Wednesday, October 14, 2009

Coffee or No Coffee at ACS

Every day people meander lavishly in a search of truth, of some general truth about today’s life and often they don’t realize how simple it is. The truth about life is not complicated, not obscure in any way, but plain and obvious: Our world runs on coffee and gasoline. Suddenly, a question arises: What if one of these two essential components is missing? You would say, “Deal with it, don’t be co-dependent”…Maybe this is true for the first day, the second day and the third day you don’t have coffee or gasoline, but then on the forth day there’s the drama, followed by a quiet protest, which is followed by the Armageddon! You, don’t believe it?! Then ask the students at the American College of Sofia who are currently forbidden to access any drinks containing caffeine just because someone decided that coffee is unhealthy and addictive. Is coffee unhealthy? If this was the case, why would 112 million people in the U.S. alone drink coffee everyday? No one has heard of 112 million people getting sick or dying because they drink coffee…Then why would some random people in the random small country of Bulgaria suddenly decide that coffee is so bad that they should banish people from drinking it?
The key word is that “someone decided” that coffee is not good for the students, but actually this is a rather erroneous conclusion. A recent article titled Coffee: The New Healthy Food? from the magazine WebMD shows that indeed “plenty of benefits are brewing in America’s beloved beverage”. It is also mentioned that coffee lowers the risk of diabetes, Parkonson’s disease, and colon cancer as well as treats headaches. Furthermore, according to the 1958 Food and Drug Administration’s list coffee is recognized as a safe drink. Interestingly enough, from the information given it can be inferred that coffee is neither a poison nor a drug. Coffee is just a delightful way to start another morning and meet some people: as an anonymous member of the class of 2010 at ACS likes to say, “A cup of coffee shared with a friend is happiness tasted and time well spent.” Sadly, even though coffee is a beloved beverage which is good and healthy, the banish still remains and the cups of the students are only filled with milk or just hot water. The world in which the ACS students live does not run on coffee anymore.
At least there is still some gasoline left…

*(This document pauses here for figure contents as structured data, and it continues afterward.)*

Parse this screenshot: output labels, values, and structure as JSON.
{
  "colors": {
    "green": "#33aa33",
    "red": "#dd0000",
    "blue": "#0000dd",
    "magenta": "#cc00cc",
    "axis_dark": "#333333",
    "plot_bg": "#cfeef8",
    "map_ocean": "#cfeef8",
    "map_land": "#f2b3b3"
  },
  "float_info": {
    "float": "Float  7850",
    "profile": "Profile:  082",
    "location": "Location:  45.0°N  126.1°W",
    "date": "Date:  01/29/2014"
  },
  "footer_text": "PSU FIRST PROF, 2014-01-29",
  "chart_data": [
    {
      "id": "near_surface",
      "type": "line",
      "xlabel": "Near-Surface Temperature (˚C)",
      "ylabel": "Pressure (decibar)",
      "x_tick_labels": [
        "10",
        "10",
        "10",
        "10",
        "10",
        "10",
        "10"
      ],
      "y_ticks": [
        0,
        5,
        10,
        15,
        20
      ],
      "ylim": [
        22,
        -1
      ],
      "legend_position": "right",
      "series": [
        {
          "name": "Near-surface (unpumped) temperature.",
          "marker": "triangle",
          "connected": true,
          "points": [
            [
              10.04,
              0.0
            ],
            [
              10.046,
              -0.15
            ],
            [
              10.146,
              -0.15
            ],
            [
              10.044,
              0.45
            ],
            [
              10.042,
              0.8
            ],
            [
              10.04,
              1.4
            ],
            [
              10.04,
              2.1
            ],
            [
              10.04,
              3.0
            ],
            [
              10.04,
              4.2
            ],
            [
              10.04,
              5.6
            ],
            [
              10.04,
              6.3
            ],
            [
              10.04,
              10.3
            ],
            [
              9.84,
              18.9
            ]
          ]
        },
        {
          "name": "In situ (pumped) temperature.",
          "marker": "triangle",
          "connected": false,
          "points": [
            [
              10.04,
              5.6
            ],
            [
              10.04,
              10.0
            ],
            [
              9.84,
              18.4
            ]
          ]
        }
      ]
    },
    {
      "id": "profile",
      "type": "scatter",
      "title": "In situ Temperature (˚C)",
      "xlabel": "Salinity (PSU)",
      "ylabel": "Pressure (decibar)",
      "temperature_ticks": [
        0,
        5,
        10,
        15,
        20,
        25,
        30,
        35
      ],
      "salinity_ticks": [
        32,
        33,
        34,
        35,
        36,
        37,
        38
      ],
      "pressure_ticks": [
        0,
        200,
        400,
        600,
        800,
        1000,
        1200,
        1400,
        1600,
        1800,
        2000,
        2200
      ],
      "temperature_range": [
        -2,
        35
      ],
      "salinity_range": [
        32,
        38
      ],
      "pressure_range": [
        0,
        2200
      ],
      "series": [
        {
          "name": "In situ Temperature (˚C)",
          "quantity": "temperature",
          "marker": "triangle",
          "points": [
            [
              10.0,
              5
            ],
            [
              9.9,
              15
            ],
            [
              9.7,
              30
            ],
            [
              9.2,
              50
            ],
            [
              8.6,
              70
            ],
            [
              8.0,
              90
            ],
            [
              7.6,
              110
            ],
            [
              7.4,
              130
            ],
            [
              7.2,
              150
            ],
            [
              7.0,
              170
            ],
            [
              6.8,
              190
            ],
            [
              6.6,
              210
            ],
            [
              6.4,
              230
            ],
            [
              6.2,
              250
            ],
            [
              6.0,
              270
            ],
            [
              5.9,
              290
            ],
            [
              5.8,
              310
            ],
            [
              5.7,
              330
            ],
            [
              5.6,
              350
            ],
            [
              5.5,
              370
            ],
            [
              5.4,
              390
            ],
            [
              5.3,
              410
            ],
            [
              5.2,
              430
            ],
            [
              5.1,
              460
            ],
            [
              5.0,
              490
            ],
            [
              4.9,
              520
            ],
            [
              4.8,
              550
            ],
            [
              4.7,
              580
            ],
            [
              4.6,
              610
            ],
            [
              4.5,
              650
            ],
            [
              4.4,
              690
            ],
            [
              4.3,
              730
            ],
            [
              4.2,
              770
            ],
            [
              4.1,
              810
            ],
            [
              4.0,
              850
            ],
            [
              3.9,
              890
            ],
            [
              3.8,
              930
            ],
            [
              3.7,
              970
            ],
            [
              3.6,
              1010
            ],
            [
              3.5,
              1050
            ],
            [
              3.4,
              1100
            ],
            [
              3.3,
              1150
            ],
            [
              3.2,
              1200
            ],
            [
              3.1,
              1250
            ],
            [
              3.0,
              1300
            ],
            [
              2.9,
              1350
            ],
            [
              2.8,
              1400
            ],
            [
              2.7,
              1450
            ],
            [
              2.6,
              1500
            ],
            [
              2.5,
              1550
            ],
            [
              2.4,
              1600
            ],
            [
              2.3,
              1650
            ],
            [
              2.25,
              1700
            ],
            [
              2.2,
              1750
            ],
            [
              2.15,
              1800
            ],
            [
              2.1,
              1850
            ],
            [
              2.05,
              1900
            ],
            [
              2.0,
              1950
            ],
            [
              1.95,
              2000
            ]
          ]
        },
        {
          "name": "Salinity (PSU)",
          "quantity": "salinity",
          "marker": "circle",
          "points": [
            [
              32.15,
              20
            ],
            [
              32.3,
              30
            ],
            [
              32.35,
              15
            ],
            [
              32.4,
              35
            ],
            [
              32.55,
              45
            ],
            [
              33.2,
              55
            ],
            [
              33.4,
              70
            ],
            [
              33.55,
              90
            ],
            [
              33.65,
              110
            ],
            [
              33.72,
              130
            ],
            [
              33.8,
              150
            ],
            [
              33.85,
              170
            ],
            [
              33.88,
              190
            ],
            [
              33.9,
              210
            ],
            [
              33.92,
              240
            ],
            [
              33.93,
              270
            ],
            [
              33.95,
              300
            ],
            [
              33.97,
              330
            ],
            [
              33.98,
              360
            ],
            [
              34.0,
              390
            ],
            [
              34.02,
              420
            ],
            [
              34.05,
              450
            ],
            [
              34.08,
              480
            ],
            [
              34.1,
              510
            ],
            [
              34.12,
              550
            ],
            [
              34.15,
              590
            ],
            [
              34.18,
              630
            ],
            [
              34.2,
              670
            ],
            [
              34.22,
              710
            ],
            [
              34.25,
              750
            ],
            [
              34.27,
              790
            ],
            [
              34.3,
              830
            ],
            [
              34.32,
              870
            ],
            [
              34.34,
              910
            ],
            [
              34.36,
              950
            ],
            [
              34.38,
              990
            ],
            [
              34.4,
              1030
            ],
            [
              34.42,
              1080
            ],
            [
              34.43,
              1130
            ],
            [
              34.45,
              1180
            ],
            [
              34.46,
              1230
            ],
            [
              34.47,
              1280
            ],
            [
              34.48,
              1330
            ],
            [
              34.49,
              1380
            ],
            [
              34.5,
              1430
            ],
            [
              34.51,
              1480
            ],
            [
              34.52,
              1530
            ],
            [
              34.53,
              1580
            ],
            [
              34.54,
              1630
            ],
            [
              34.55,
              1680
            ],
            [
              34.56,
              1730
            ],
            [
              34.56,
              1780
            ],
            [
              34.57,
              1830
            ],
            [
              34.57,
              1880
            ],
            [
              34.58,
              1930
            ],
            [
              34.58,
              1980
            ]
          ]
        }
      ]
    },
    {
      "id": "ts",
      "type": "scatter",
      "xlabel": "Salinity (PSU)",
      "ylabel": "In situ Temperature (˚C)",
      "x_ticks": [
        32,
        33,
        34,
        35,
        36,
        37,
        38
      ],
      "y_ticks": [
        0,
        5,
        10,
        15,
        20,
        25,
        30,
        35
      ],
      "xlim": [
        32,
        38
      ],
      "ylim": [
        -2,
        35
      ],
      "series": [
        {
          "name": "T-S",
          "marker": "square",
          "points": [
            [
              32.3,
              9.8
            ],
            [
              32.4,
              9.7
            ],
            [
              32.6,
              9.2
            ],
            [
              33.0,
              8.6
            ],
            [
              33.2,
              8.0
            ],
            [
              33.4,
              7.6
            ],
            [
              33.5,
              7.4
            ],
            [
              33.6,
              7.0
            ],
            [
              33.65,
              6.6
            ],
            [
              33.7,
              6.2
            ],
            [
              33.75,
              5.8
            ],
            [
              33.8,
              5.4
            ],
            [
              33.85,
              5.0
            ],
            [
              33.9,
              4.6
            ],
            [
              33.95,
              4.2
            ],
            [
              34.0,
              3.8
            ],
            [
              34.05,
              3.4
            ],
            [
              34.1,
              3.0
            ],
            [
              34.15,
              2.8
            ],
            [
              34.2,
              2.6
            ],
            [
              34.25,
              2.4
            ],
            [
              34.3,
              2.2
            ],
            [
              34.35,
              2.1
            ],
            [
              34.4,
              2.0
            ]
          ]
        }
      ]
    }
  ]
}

Wednesday, September 23, 2009

Hello =)

Hey, my name is Elena Dimitrova and I am a senior at the American College of Sofia. I am a very free spirited person and I love travelling to new, different, and exciting places. As I spent my junior year in the United States, I realized how important it is to communicate with people from other places of the world. In this sense, I am really happy that I will have the chance to virtually interact with students from the US. This blog will give me the chance to post my best writing and receive comments on it. I believe the blogging experience will prove to be really beneficial, and I am excited to see the final product of my work.